Reached quorum 7 votes to 1 AGA, 1 REVISE. Enacted by Kevan.
Adminned at 17 Jul 2025 18:17:21 UTC
Make the Wordsmith called Raven1207 idle. Add the following as a new dynastic rule, called The Sports Field:
The idle Wordsmith Raven1207 may not be made unidle in the Sixth Dynasty of JonathanDark.
This feels a little icky, and I’m going to weigh up shifting to authoral DEF on it, but we’ve had a bit too much discourse in this dynasty about how to manage players who are barely active, so it is time to at least test the marker of more extreme sanctions.
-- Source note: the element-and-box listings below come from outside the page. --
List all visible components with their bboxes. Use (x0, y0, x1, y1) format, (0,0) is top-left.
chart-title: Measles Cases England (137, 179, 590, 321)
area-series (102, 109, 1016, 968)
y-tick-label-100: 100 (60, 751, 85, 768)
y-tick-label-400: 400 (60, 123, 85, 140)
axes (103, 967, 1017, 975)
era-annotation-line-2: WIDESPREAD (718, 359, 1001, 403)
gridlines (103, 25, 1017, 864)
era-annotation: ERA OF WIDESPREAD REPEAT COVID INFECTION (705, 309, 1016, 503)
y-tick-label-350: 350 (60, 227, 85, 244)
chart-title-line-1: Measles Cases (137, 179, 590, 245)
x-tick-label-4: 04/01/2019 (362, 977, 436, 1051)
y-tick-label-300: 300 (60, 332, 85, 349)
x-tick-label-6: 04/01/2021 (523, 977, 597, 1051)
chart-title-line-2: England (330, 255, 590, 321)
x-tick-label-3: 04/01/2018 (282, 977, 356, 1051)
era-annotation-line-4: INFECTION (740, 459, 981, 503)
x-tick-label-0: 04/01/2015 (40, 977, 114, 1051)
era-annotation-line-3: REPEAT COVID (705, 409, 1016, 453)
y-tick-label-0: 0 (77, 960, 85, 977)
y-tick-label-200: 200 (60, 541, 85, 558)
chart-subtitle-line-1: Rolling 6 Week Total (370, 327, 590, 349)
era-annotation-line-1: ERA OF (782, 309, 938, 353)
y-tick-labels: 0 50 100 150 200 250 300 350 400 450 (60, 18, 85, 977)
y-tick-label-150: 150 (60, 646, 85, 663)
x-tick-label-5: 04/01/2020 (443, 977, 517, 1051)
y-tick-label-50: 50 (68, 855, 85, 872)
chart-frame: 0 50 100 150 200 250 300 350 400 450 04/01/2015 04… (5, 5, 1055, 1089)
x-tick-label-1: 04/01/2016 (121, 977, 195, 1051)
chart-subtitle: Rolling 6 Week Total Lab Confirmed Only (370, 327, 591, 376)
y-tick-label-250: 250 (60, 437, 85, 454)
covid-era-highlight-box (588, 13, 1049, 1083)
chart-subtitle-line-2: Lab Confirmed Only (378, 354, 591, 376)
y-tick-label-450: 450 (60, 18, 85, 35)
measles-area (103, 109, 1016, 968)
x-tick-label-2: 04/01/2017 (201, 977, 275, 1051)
To recap: Raven has been submitting nonsense Backronyms for the last few rounds, and has largely made their Scoring contributions blindly, with all Backronyms getting the same score and the same comment. There is little evidence that he is engaging with the subject matter of proposals when voting on them, and he is not making proposals of his own. In all senses, his approach to the game is minimum-viable; not really playing, but still present.
Is this important? Maybe. In a normal dynasty, it would be annoying. Barely-present players do harm the game. This is explored in various essays; I’ll not reproduce the argument here. But in this dynasty it has a greater effect in perverting outcomes. By increasing the top end of the scoring range, it contributes to a flattening of scores such that front-runners become much harder to catch. It prevents posts that would be flops from being flops. It creates a predictable field in which to farm for favourites. In short: it changes what should be a fair game into one in which exploiting the actions of the rogue player becomes a mechanic. This is not a hard dynasty; the rules are not ornate. Playing the game in its intended spirit is not a heavy lift.
At a certain point, we are not being asked to respect a playstyle, so much as we are asking to chose between them. The imbalanced field is pushing away good players. It is encouraging games that can bear being disrupted by players who aren’t really playing and don’t really care. Do we want BlogNomic to be a game where wide-ranging, free-wheeling, creative thinkers come to test the boundaries of play with other people who will challenge and inspire them? Or do we want it to be an insipid vehicle that carries the disiniterested and listless? It is becoming more and more the case that those are contradictory positions. If we want the game to be one thing or another then we need to assert some principles. Today, the principle that I want to defend is that that we would prefer that players only play when they can offer their focus and commitment.
This point has been made before. It has been made in such a way that allowed other players to recognise and remedy their own approaches to the game. Raven has persistently refused to take accountability for their impact on the game. It is time that we at least considered enforcing the kinds of standards of play that we want to see in the game.
Needless to say, if Raven’s vote on this proposal contains a commitment to play the game properly then I’ll withdraw the proposal.
Bucky:
Although some sanction may be warranted for brazenly flouting the “should” in “A Scoring should reflect how much the commenter thinks it fits the Prompt”, banning a player from the dynasty is the sort of extreme sanction that I wouldn’t want to see applied for anything less than a Fair Play problem.
Josh’s admitted strategic motives further detract from his case.